Not that Kirk had any, either. During an episode of “The Charlie Kirk Show” aired on October 12, 2022, Kirk said, “I can’t stand the word empathy, actually. I think empathy is a made-up, new age term that — it does a lot of damage.” Trying to see the world through another’s eyes is anathema to MAGA.
Nonetheless, the corpse was flown home on Airforce 2 by the always-on-vacation-at-taxpayers’-expense VP, JD Vance, and the military given it full honours, although Kirk never served in the military. His body was flown on Air Force 2 to lie in state as if he was a fallen soldier who died defending his country. Or the Pope. MAGA Repugnicans want to put a statue of him in the Capitol and make Kirk into a saint and a martyr as the icon for their racist beliefs. He may get a Presidential Medal of Freedom. All are entirely inappropriate for a civilian activist. Trump demanded flags be flown half-staff for Kirk, although they were never lowered for the many other victims of mass shootings this year. The hypocrisy in the White House is very loud.
Regardless that the killer was one of their own, other extremist rightwing influencers, including Kirk’s widow and the subhuman Nosferatu-cosplayer Stephen Miller, have called for “vengeance: against the left. They wanted the killing to be their Reichstag fire moment when they could unleash violence against their political opponents. They wanted a bloodbath. Their Kristallnacht 2.0 was dampened somewhat when it turned out the killer was one of their own. I’m sure they will find another excuse for violence. The rightwing always does: they are desperate to start their civil war.

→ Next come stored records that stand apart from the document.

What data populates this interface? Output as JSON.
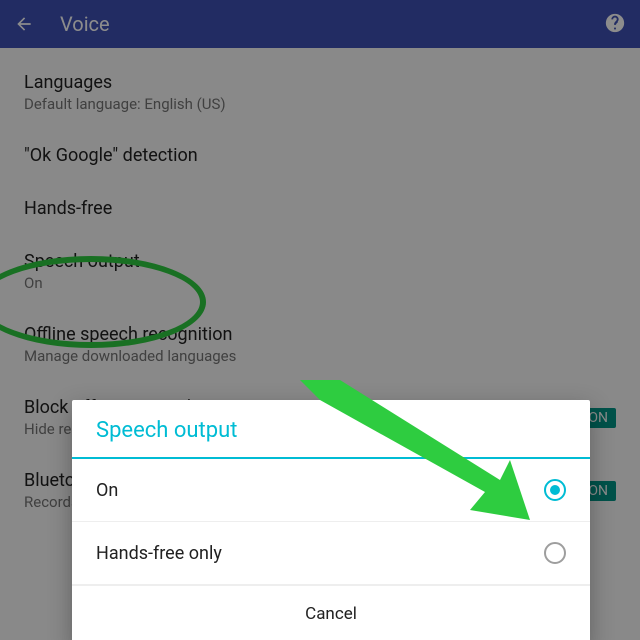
{
  "appbar": {
    "title": "Voice"
  },
  "items": {
    "languages": {
      "title": "Languages",
      "subtitle": "Default language: English (US)"
    },
    "okgoogle": {
      "title": "\"Ok Google\" detection"
    },
    "handsfree": {
      "title": "Hands-free"
    },
    "speech": {
      "title": "Speech output",
      "subtitle": "On"
    },
    "offline": {
      "title": "Offline speech recognition",
      "subtitle": "Manage downloaded languages"
    },
    "block": {
      "title": "Block offensive words",
      "subtitle": "Hide recognized offensive voice results",
      "switch": "ON"
    },
    "bluetooth": {
      "title": "Bluetooth headset",
      "subtitle": "Records audio through Bluetooth headset if available",
      "switch": "ON"
    }
  },
  "dialog": {
    "title": "Speech output",
    "options": [
      {
        "label": "On",
        "selected": true
      },
      {
        "label": "Hands-free only",
        "selected": false
      }
    ],
    "cancel": "Cancel"
  },
  "annotations": {
    "highlight": "speech-output-setting",
    "arrow_target": "dialog-option-on-radio"
  }
}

As Rick Wilson wrote on his Substack:
…the MAGA response isn’t about mourning Kirk; it was about weaponizing grief into a purge. It’s about never letting a political opportunity go to waste.
Within hours, the right-wing outrage machine was hunting down anyone who had the temerity to post something snarky, rude, or unkind about Kirk’s death. College kids, comedians, academics, even a couple of mid-level marketing managers were dragged out in front of the digital firing squad. A cottage industry of crowdsourced websites and snitch lists sprang up overnight, eagerly looking for Wrongspeak and Wrongthink in order to unleash the MAGA mobScreenshots were blasted across X. Hashtags swelled with calls for people to be fired. Local employers got spammed with “Do you condone this???” emails until HR cracked.
Erika Kirk, Kirk’s widow, said “You have no idea what you just have unleashed across this entire country, and this world.” But who did the unleashing? Another rightwing cultist… She intends, it seems, to carry on his legacy (of racist hatred, I assume), but in Kirk’s world, women have no place of power or authority. They are simply baby factories and housewives. I’m not sure how well Kirk’s deeply misogynist base will take to being led by a woman, but I suspect not well. But she launched a GoFundMe page that has already garnered more than $5 million, showing MAGA Repugnicans are still gullible to being grifted.
Kirk himself said, in a recorded video on April 5, 2023, “I think it’s worth it. I think it’s worth to have a cost of, unfortunately, some gun deaths every single year so that we can have the Second Amendment to protect our other God-given rights.” So weep no crocodile tears over the man. Surely he’d have to agree his death was “worth it” for the shooter to have his Second Amendment rights. I don’t wish that sort of death on anyone, but the hagiography coming out from the right around Kirk is a false narrative. He was a nasty, toxic, racist, misogynist and Talibangelist. An ethical, humanist world should not mourn him. Certainly I, a woke socialist according to their definitions, do not.